Branker è passata dall’omologarsi a parlare apertamente. Ha iniziato anche a frequentare un assistente sociale per imparare a gestire mentalmente una malattia a vita. “Attraverso questo, ho sviluppato la comprensione che non solo devo parlarne, ma le persone devono sentire parlare di questa malattia”.

Quando perdiamo la mobilità, non significa che sia andata per sempre. Ma in quel momento, devi piangere la perdita.

Branker ha imparato a contare sugli altri. “Le persone erano così gentili e mi avrebbero aiutato. Ma mi era anche difficile accettare. Mi toglieva sempre un pezzo di me.”

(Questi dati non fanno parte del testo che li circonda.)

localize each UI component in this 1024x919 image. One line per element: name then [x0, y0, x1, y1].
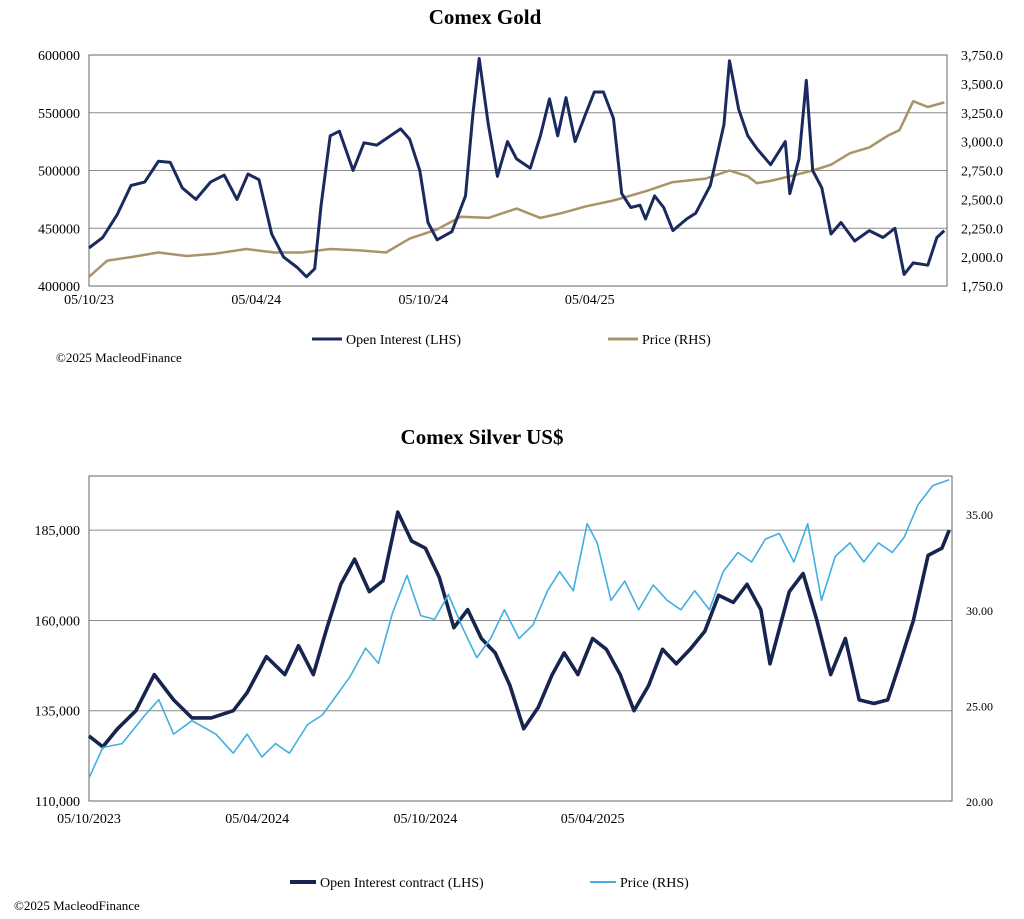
gold-x-tick-label: 05/10/23: [64, 293, 114, 308]
gold-left-tick-label: 450000: [38, 222, 80, 237]
gold-legend-label-open-interest: Open Interest (LHS): [346, 333, 461, 348]
gold-chart-title: Comex Gold: [429, 5, 542, 29]
gold-series-line-open-interest: [88, 57, 946, 279]
silver-left-axis-ticks: 110,000 135,000 160,000 185,000: [35, 524, 81, 810]
gold-right-tick-label: 2,500.0: [961, 193, 1003, 208]
silver-right-tick-label: 30.00: [966, 604, 993, 618]
gold-x-axis-ticks: 05/10/23 05/04/24 05/10/24 05/04/25: [64, 293, 615, 308]
silver-right-tick-label: 20.00: [966, 795, 993, 809]
gold-x-tick-label: 05/04/24: [231, 293, 281, 308]
silver-legend: Open Interest contract (LHS) Price (RHS): [290, 876, 689, 891]
gold-left-tick-label: 600000: [38, 49, 80, 64]
gold-right-tick-label: 2,750.0: [961, 165, 1003, 180]
gold-x-tick-label: 05/10/24: [399, 293, 449, 308]
silver-left-tick-label: 110,000: [35, 795, 80, 810]
gold-series-lines: [88, 57, 946, 279]
silver-x-tick-label: 05/04/2025: [561, 812, 625, 827]
silver-x-axis-ticks: 05/10/2023 05/04/2024 05/10/2024 05/04/2025: [57, 812, 624, 827]
gold-right-tick-label: 3,000.0: [961, 136, 1003, 151]
silver-x-tick-label: 05/10/2023: [57, 812, 121, 827]
gold-plot-frame: [88, 54, 948, 287]
gold-right-axis-ticks: 1,750.0 2,000.0 2,250.0 2,500.0 2,750.0 3,000…: [961, 49, 1003, 295]
gold-left-tick-label: 500000: [38, 165, 80, 180]
gold-left-tick-label: 550000: [38, 107, 80, 122]
silver-left-tick-label: 135,000: [35, 705, 81, 720]
silver-legend-label-price: Price (RHS): [620, 876, 689, 891]
gold-series-line-price: [88, 99, 945, 278]
gold-right-tick-label: 2,250.0: [961, 222, 1003, 237]
gold-copyright: ©2025 MacleodFinance: [56, 350, 182, 365]
silver-right-axis-ticks: 20.00 25.00 30.00 35.00: [966, 508, 993, 809]
gold-gridlines: [89, 54, 947, 287]
gold-left-tick-label: 400000: [38, 280, 80, 295]
silver-series-line-price: [88, 479, 950, 779]
gold-legend: Open Interest (LHS) Price (RHS): [312, 333, 711, 348]
silver-chart: Comex Silver US$ 110,000 135,000 160,000 18…: [14, 425, 993, 913]
silver-left-tick-label: 160,000: [35, 614, 81, 629]
gold-right-tick-label: 1,750.0: [961, 280, 1003, 295]
gold-right-tick-label: 3,500.0: [961, 78, 1003, 93]
gold-chart: Comex Gold 400000 450000 500000 550000 60000…: [38, 5, 1003, 365]
gold-x-tick-label: 05/04/25: [565, 293, 615, 308]
gold-legend-label-price: Price (RHS): [642, 333, 711, 348]
silver-right-tick-label: 35.00: [966, 508, 993, 522]
silver-x-tick-label: 05/04/2024: [225, 812, 289, 827]
silver-copyright: ©2025 MacleodFinance: [14, 898, 140, 913]
silver-series-line-open-interest: [87, 510, 951, 749]
silver-gridlines: [89, 529, 952, 802]
silver-series-lines: [87, 479, 951, 779]
gold-right-tick-label: 3,250.0: [961, 107, 1003, 122]
silver-chart-title: Comex Silver US$: [401, 425, 564, 449]
gold-right-tick-label: 3,750.0: [961, 49, 1003, 64]
silver-plot-frame: [88, 475, 953, 802]
gold-left-axis-ticks: 400000 450000 500000 550000 600000: [38, 49, 80, 295]
silver-x-tick-label: 05/10/2024: [393, 812, 457, 827]
silver-right-tick-label: 25.00: [966, 699, 993, 713]
gold-right-tick-label: 2,000.0: [961, 251, 1003, 266]
silver-legend-label-open-interest: Open Interest contract (LHS): [320, 876, 484, 891]
silver-left-tick-label: 185,000: [35, 524, 81, 539]
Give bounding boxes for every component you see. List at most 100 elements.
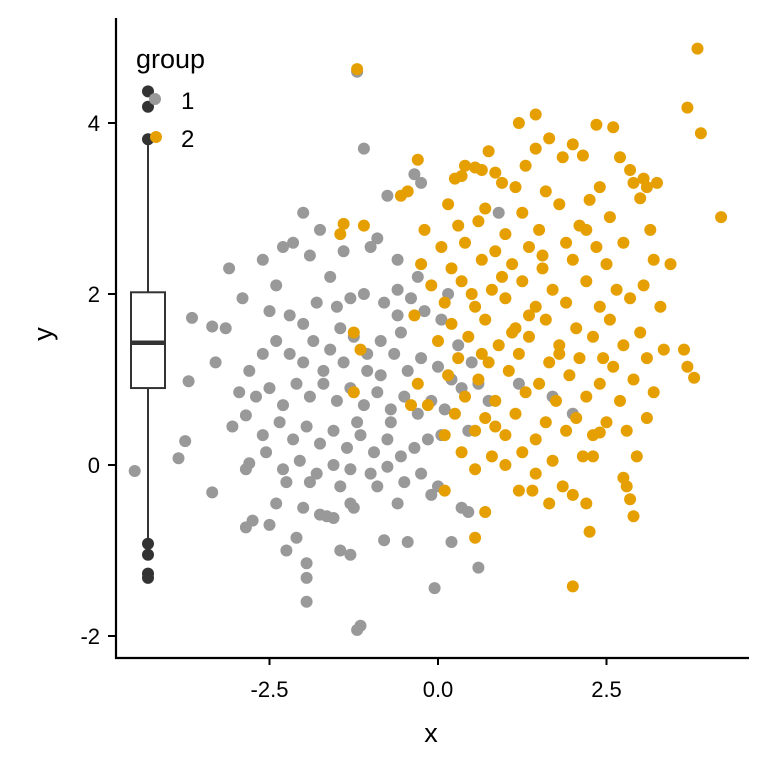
data-point [344, 548, 357, 561]
data-point [529, 108, 542, 121]
data-point [277, 399, 289, 412]
data-point [489, 166, 502, 179]
legend: group 1 2 [136, 44, 205, 153]
data-point [438, 484, 451, 497]
data-point [239, 463, 252, 476]
data-point [442, 198, 455, 211]
data-point [475, 347, 488, 360]
data-point [341, 441, 353, 454]
data-point [576, 450, 589, 463]
data-point [334, 228, 347, 241]
data-point [640, 181, 653, 194]
data-point [418, 223, 431, 236]
data-point [560, 424, 573, 437]
data-point [580, 497, 593, 510]
data-point [344, 292, 357, 305]
data-point [647, 386, 660, 399]
data-point [519, 159, 532, 172]
data-point [371, 232, 384, 245]
data-point [128, 465, 141, 477]
data-point [553, 339, 566, 352]
legend-key-group-2 [150, 131, 162, 143]
y-tick-label: 4 [88, 111, 100, 136]
data-point [260, 446, 273, 459]
data-point [455, 446, 468, 459]
data-point [438, 296, 451, 309]
data-point [539, 185, 552, 198]
data-point [499, 228, 512, 241]
data-point [482, 145, 495, 158]
data-point [394, 450, 407, 463]
data-point [499, 429, 512, 442]
data-point [300, 595, 313, 608]
data-point [310, 296, 323, 309]
data-point [607, 360, 620, 373]
data-point [597, 352, 610, 365]
data-point [334, 544, 347, 557]
data-point [303, 390, 316, 403]
data-point [499, 459, 512, 471]
data-point [374, 369, 387, 382]
data-point [543, 497, 556, 510]
legend-entry-2: 2 [150, 126, 194, 153]
data-point [384, 403, 397, 416]
boxplot-outlier [142, 100, 154, 113]
data-point [620, 480, 633, 493]
data-point [374, 335, 387, 347]
data-point [566, 253, 579, 266]
data-point [600, 258, 613, 271]
data-point [664, 258, 677, 271]
y-axis-ticks: -2 0 2 4 [80, 111, 116, 649]
data-point [411, 153, 424, 166]
data-point [300, 571, 313, 584]
data-point [337, 217, 350, 230]
data-point [512, 117, 525, 129]
data-point [459, 159, 471, 172]
data-point [347, 326, 360, 339]
data-point [603, 211, 616, 224]
data-point [421, 433, 434, 446]
data-point [455, 275, 468, 288]
data-point [428, 582, 441, 595]
data-point [593, 377, 606, 390]
data-point [364, 467, 377, 480]
data-point [239, 409, 252, 422]
data-point [283, 347, 296, 360]
data-point [590, 241, 603, 253]
y-tick-label: -2 [80, 624, 100, 649]
data-point [630, 450, 643, 463]
data-point [563, 369, 576, 382]
data-point [566, 138, 579, 151]
data-point [640, 352, 653, 365]
data-point [277, 241, 289, 253]
data-point [388, 347, 401, 360]
data-point [300, 420, 313, 433]
data-point [624, 164, 637, 176]
y-axis-title: y [28, 327, 58, 341]
legend-entry-1: 1 [149, 88, 194, 115]
data-point [256, 429, 269, 442]
data-point [509, 181, 522, 194]
data-point [583, 193, 596, 206]
data-point [529, 142, 542, 155]
data-point [415, 176, 428, 189]
data-point [627, 510, 640, 523]
data-point [553, 347, 566, 360]
data-point [526, 484, 539, 497]
data-point [361, 364, 374, 377]
data-point [543, 356, 556, 369]
data-point [516, 275, 529, 288]
data-point [172, 452, 185, 465]
data-point [573, 352, 586, 365]
data-point [580, 223, 593, 236]
data-point [354, 343, 367, 356]
data-point [496, 176, 508, 189]
data-point [469, 531, 482, 544]
data-point [539, 313, 552, 326]
data-point [529, 300, 542, 313]
data-point [603, 313, 616, 326]
data-point [280, 544, 293, 557]
boxplot-outlier [142, 537, 154, 550]
data-point [351, 416, 364, 429]
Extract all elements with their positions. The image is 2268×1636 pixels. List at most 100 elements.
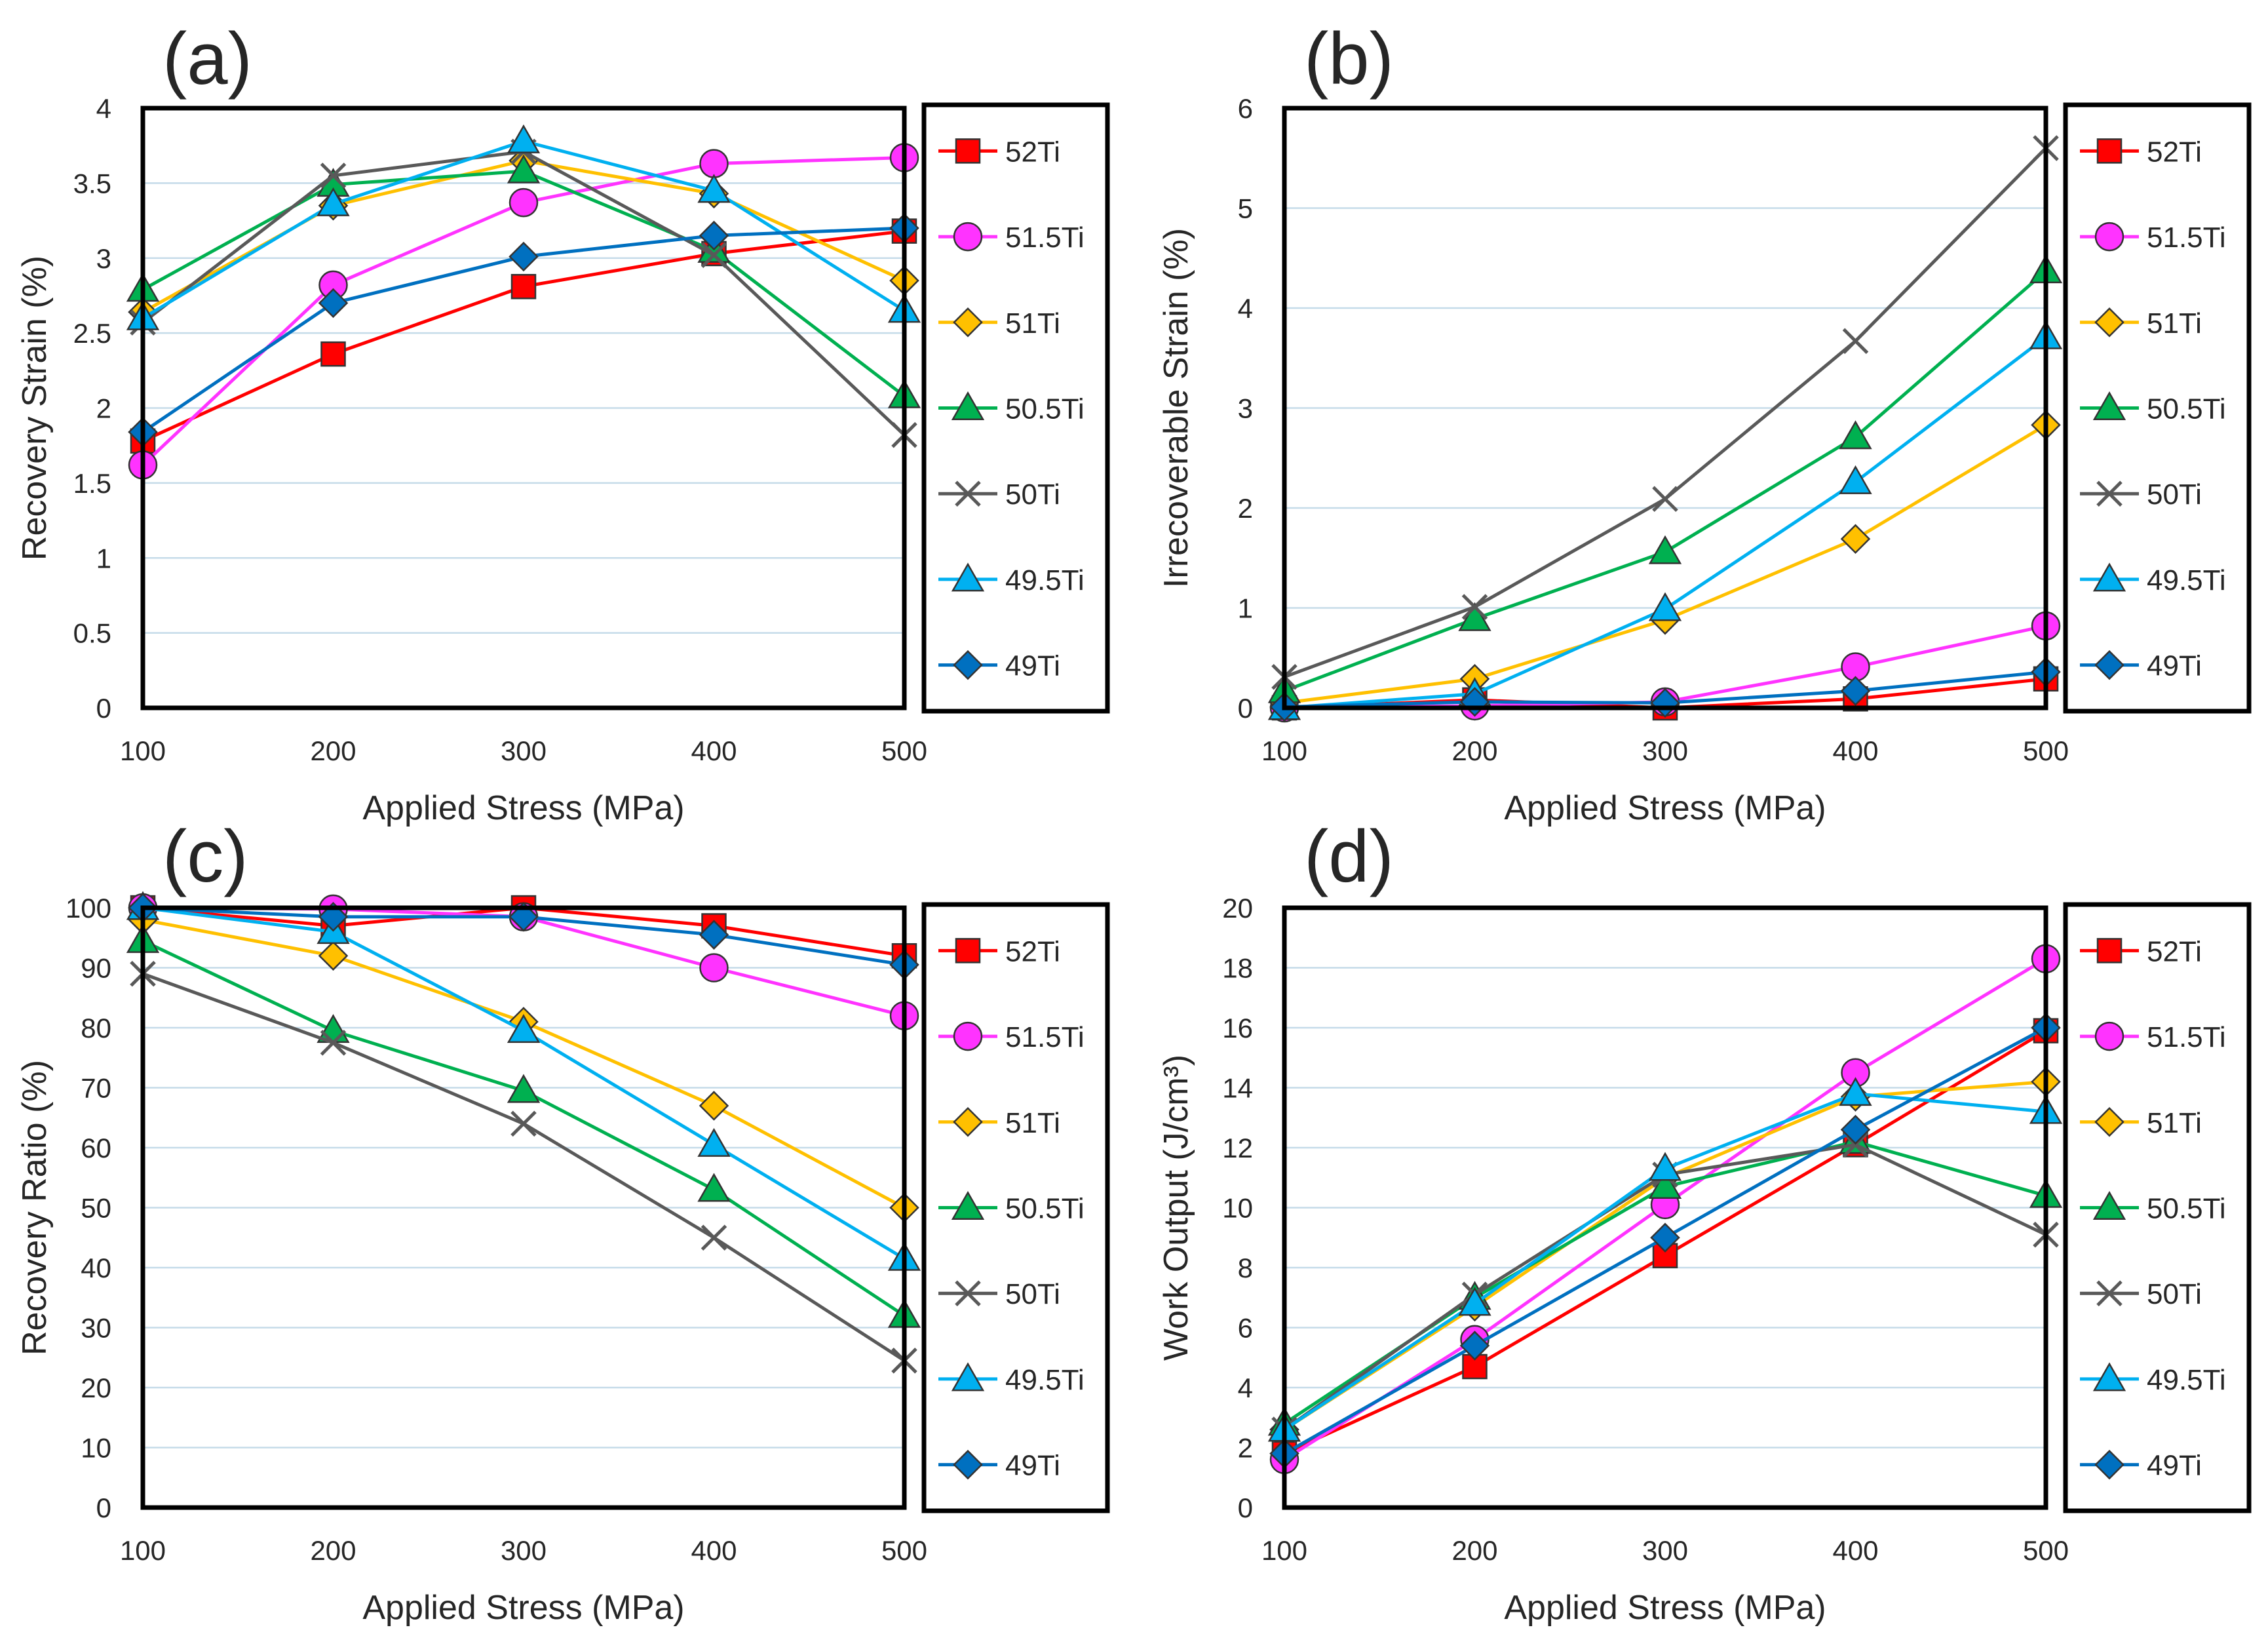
legend-marker — [955, 480, 981, 507]
legend-label: 51.5Ti — [1005, 1021, 1085, 1053]
y-tick-label: 4 — [1238, 293, 1253, 324]
data-point — [1839, 465, 1872, 494]
x-tick-label: 100 — [120, 1535, 166, 1566]
legend-entry: 49.5Ti — [2080, 1362, 2226, 1396]
data-point — [1648, 1152, 1682, 1181]
legend-entry: 50.5Ti — [938, 391, 1085, 425]
y-tick-label: 3 — [1238, 393, 1253, 424]
legend-marker — [2096, 1280, 2123, 1306]
panel-label: (b) — [1304, 18, 1394, 100]
legend-label: 49.5Ti — [2147, 1364, 2226, 1396]
y-tick-label: 10 — [1222, 1193, 1253, 1224]
data-point — [510, 1110, 537, 1137]
x-tick-label: 100 — [1261, 1535, 1307, 1566]
y-tick-label: 4 — [1238, 1373, 1253, 1403]
data-point — [1650, 1222, 1680, 1253]
panel-a: 0 0.5 1 1.5 2 2.5 3 3.5 4 100 200 300 400 500 Applied … — [16, 18, 1110, 827]
legend-label: 51Ti — [2147, 307, 2202, 340]
x-axis-label: Applied Stress (MPa) — [362, 789, 684, 827]
legend: 52Ti 51.5Ti 51Ti 50.5Ti 50Ti 49.5Ti 49Ti — [921, 102, 1110, 714]
data-point — [1842, 328, 1869, 355]
legend-label: 50.5Ti — [1005, 1193, 1085, 1225]
legend-label: 49.5Ti — [1005, 1364, 1085, 1396]
legend-marker — [953, 650, 983, 680]
y-tick-label: 2 — [1238, 1433, 1253, 1464]
data-point — [1458, 1287, 1491, 1316]
legend-entry: 52Ti — [938, 935, 1060, 967]
data-point — [510, 273, 537, 300]
panel-b: 0 1 2 3 4 5 6 100 200 300 400 500 Applied Stress (MP… — [1157, 18, 2252, 827]
x-tick-label: 300 — [1642, 1535, 1688, 1566]
x-tick-label: 300 — [501, 1535, 547, 1566]
y-axis-label: Recovery Ratio (%) — [16, 1060, 54, 1355]
legend-entry: 49Ti — [938, 1450, 1060, 1482]
y-tick-label: 16 — [1222, 1013, 1253, 1043]
y-tick-label: 1 — [96, 543, 111, 574]
legend-label: 49.5Ti — [2147, 564, 2226, 596]
y-tick-label: 0 — [96, 693, 111, 724]
y-tick-label: 40 — [81, 1253, 111, 1283]
legend-label: 49.5Ti — [1005, 564, 1085, 596]
data-point — [697, 1127, 731, 1157]
legend-entry: 49Ti — [938, 650, 1060, 682]
legend-entry: 52Ti — [938, 136, 1060, 168]
legend-entry: 51Ti — [938, 307, 1060, 340]
data-point — [507, 1014, 541, 1043]
legend-entry: 50Ti — [2080, 1278, 2202, 1310]
data-point — [1840, 1114, 1871, 1145]
y-tick-label: 50 — [81, 1193, 111, 1224]
y-tick-label: 80 — [81, 1013, 111, 1043]
plot-frame — [1282, 106, 2048, 711]
legend-label: 49Ti — [1005, 650, 1060, 682]
data-point — [1839, 1077, 1872, 1106]
y-tick-label: 6 — [1238, 1313, 1253, 1344]
data-point — [1648, 535, 1682, 564]
data-point — [507, 154, 541, 184]
panel-d: 0 2 4 6 8 10 12 14 16 18 20 100 200 300 400 500 Applied … — [1157, 815, 2252, 1627]
data-point — [507, 1074, 541, 1103]
y-axis-label: Recovery Strain (%) — [16, 256, 54, 560]
x-axis-label: Applied Stress (MPa) — [362, 1589, 684, 1627]
data-point — [699, 149, 729, 178]
data-point — [699, 220, 729, 251]
legend-marker — [2096, 138, 2123, 164]
legend-entry: 50Ti — [938, 1278, 1060, 1310]
data-point — [1648, 592, 1682, 621]
legend: 52Ti 51.5Ti 51Ti 50.5Ti 50Ti 49.5Ti 49Ti — [2063, 902, 2252, 1513]
y-tick-label: 90 — [81, 953, 111, 984]
data-point — [320, 1030, 347, 1056]
legend-label: 50Ti — [2147, 478, 2202, 511]
series-51.5Ti — [128, 143, 919, 480]
y-axis-label: Work Output (J/cm³) — [1157, 1055, 1195, 1361]
series-line — [142, 918, 906, 1209]
legend-entry: 50.5Ti — [2080, 1190, 2226, 1225]
legend-marker — [2094, 1449, 2124, 1480]
x-tick-label: 100 — [120, 735, 166, 766]
legend-entry: 52Ti — [2080, 935, 2202, 967]
y-tick-label: 4 — [96, 93, 111, 124]
series-line — [142, 939, 906, 1317]
x-tick-label: 200 — [1451, 1535, 1497, 1566]
legend-marker — [955, 138, 981, 164]
legend-marker — [2094, 1107, 2124, 1137]
series-49Ti — [128, 213, 919, 447]
x-tick-label: 200 — [1451, 735, 1497, 766]
series-line — [1284, 336, 2047, 710]
panel-label: (a) — [163, 18, 252, 100]
data-point — [318, 288, 349, 319]
legend-marker — [951, 1190, 985, 1220]
y-tick-label: 3 — [96, 243, 111, 274]
legend-label: 50.5Ti — [2147, 1193, 2226, 1225]
plot-frame — [140, 106, 907, 711]
legend-marker — [951, 1362, 985, 1392]
x-tick-label: 400 — [1832, 1535, 1878, 1566]
legend-entry: 51.5Ti — [2080, 222, 2226, 254]
data-point — [697, 174, 731, 203]
legend-label: 50Ti — [1005, 478, 1060, 511]
y-tick-label: 14 — [1222, 1073, 1253, 1104]
legend-entry: 52Ti — [2080, 136, 2202, 168]
y-tick-label: 20 — [1222, 893, 1253, 924]
legend-marker — [955, 938, 981, 964]
data-point — [1648, 1169, 1682, 1199]
data-point — [701, 242, 727, 268]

Un cambiamento di mentalità

Branker aveva paura del suo futuro mentre la sua malattia progrediva. Ma ora si rende conto che il miglior percorso è accettare l’ignoto.

“Perdere la mobilità è qualcosa con cui dobbiamo essere onesti con noi stessi. Quando perdiamo la mobilità, non significa che sia andata per sempre. Ma in quel momento, devi piangere la perdita.”

Branker invita gli altri con l’artrite reumatoide a essere gentili con se stessi e a rendere la loro salute la loro priorità assoluta.

Con la sua nuova autodeterminazione, Branker agisce come un membro del team per il suo trattamento. Porta una lista di domande alle visite mediche, fa le sue ricerche e si fa sentire per la terapia che ritiene possa funzionare meglio per il suo stile di vita.

“Tutto questo ha cominciato a diventare comodo e poi normale per me. Ho cominciato a vedere [i medici] come il mio team e non solo come dottori che mi insegnano cosa fare. Quel cambiamento mi ha aiutato a sentirmi più forte,” afferma.

Branker si avvale anche di dispositivi assistivi, inclusi strumenti per mettere le calze o per afferrare gli oggetti da cucina.

Per ogni compito che non riesce a completare, Branker è determinata ad adattarsi e a ottenere una nuova prospettiva.

“Invece di vederlo come ‘non posso farlo, è andato per sempre’, penso ‘cosa posso fare al suo posto?’ ” dice. “Non devi continuare a camminare pensando ‘devo comportarmi come tutti gli altri e fingere di poterlo fare’ quando in alcuni giorni non puoi, e va bene così.”